# Could I be using proof by contradiction too much?

Lately, I’ve developed a habit of proving almost everything by contradiction. Even for theorems for which direct proofs are the clear choice, I’d just start by writing “Assume not” then prove it directly, thereby reaching a “contradiction.” Is this a bad habit? I don’t know why, but there’s something incredibly satisfying about proof by contradiction.

More explicitly, if you want to prove that $p \Rightarrow q$ by contradiction, you assume $p$ and $\neg q$ and derive a contradiction. None of the intermediate implications along the way can be reused because your premises were contradictory.
If you want to prove that $p \Rightarrow q$ directly, say by proving that $p \Rightarrow p_1$ and $p_1 \Rightarrow p_2$ and so on until $p_n \Rightarrow q$, then you’ve also proven that $p_i \Rightarrow p_{i+1}$ for all of the relevant $i$. Many of these statements might be more useful than the original statement you were trying to prove.

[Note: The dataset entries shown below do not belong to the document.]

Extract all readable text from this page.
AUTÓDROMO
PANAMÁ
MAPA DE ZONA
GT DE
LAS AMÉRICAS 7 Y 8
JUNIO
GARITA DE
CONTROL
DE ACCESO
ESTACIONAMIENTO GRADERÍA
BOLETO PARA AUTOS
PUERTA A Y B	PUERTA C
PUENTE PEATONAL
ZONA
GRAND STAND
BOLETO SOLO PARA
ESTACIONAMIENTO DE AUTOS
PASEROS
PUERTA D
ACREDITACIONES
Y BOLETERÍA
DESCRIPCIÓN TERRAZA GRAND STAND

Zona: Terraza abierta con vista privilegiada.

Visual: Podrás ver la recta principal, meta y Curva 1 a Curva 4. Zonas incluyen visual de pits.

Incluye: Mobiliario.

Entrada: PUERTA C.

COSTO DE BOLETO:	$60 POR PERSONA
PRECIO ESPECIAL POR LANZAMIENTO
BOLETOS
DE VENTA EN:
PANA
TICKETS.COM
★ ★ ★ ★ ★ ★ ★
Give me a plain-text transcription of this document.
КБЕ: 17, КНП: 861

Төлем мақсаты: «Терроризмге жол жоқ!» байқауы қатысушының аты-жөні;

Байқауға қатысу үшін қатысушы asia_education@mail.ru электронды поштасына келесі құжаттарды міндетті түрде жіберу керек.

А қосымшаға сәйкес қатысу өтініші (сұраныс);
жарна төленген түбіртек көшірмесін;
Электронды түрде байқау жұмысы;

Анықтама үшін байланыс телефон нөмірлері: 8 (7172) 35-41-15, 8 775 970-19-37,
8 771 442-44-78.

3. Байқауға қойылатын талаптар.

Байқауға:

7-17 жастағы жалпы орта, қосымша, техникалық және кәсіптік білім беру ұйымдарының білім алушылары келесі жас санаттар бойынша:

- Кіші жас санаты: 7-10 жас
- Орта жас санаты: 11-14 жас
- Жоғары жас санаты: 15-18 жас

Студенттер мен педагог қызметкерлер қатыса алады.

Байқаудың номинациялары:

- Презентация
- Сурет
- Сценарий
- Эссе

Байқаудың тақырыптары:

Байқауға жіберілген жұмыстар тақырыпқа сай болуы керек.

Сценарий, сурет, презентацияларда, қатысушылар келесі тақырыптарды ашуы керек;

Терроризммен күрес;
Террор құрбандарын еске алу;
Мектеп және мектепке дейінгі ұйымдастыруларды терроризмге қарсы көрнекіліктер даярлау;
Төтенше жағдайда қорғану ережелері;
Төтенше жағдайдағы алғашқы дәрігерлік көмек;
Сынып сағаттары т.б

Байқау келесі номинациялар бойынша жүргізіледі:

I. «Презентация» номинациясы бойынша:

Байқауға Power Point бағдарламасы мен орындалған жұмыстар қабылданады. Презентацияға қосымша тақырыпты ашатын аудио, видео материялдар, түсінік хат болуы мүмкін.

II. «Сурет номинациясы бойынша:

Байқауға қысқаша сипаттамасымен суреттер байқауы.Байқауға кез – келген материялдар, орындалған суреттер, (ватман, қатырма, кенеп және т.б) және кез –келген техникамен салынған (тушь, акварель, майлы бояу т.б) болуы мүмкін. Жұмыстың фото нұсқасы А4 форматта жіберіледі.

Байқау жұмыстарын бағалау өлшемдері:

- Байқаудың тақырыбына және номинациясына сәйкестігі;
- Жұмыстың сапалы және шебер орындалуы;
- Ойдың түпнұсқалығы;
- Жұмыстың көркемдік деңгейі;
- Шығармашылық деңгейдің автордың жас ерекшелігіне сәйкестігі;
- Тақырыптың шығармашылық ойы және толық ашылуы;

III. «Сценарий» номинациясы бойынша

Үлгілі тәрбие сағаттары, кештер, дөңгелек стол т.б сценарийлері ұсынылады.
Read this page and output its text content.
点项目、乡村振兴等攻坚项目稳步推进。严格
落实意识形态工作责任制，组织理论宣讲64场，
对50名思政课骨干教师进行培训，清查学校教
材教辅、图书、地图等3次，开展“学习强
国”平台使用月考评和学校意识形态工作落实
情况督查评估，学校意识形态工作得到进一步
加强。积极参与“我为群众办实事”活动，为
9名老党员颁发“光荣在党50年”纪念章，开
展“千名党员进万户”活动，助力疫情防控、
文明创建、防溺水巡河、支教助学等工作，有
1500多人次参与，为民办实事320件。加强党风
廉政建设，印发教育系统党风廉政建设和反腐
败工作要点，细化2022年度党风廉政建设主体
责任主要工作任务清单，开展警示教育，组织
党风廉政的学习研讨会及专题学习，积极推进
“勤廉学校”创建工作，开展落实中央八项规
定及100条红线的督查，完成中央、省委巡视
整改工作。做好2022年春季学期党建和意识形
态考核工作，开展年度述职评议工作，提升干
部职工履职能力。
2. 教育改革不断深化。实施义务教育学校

A third reason is that frequently, or so it seems to me, a proof by contradiction is really a proof by contrapositive, where you assume $\neg q$ and derive $\neg p$. This feels like a proof by contradiction except that you never make use of the hypothesis $p$ except at the very end, and pretending that these are proofs by contradiction will make you blind to the fact that any intermediate implications you prove in a proof by contrapositive are still valid.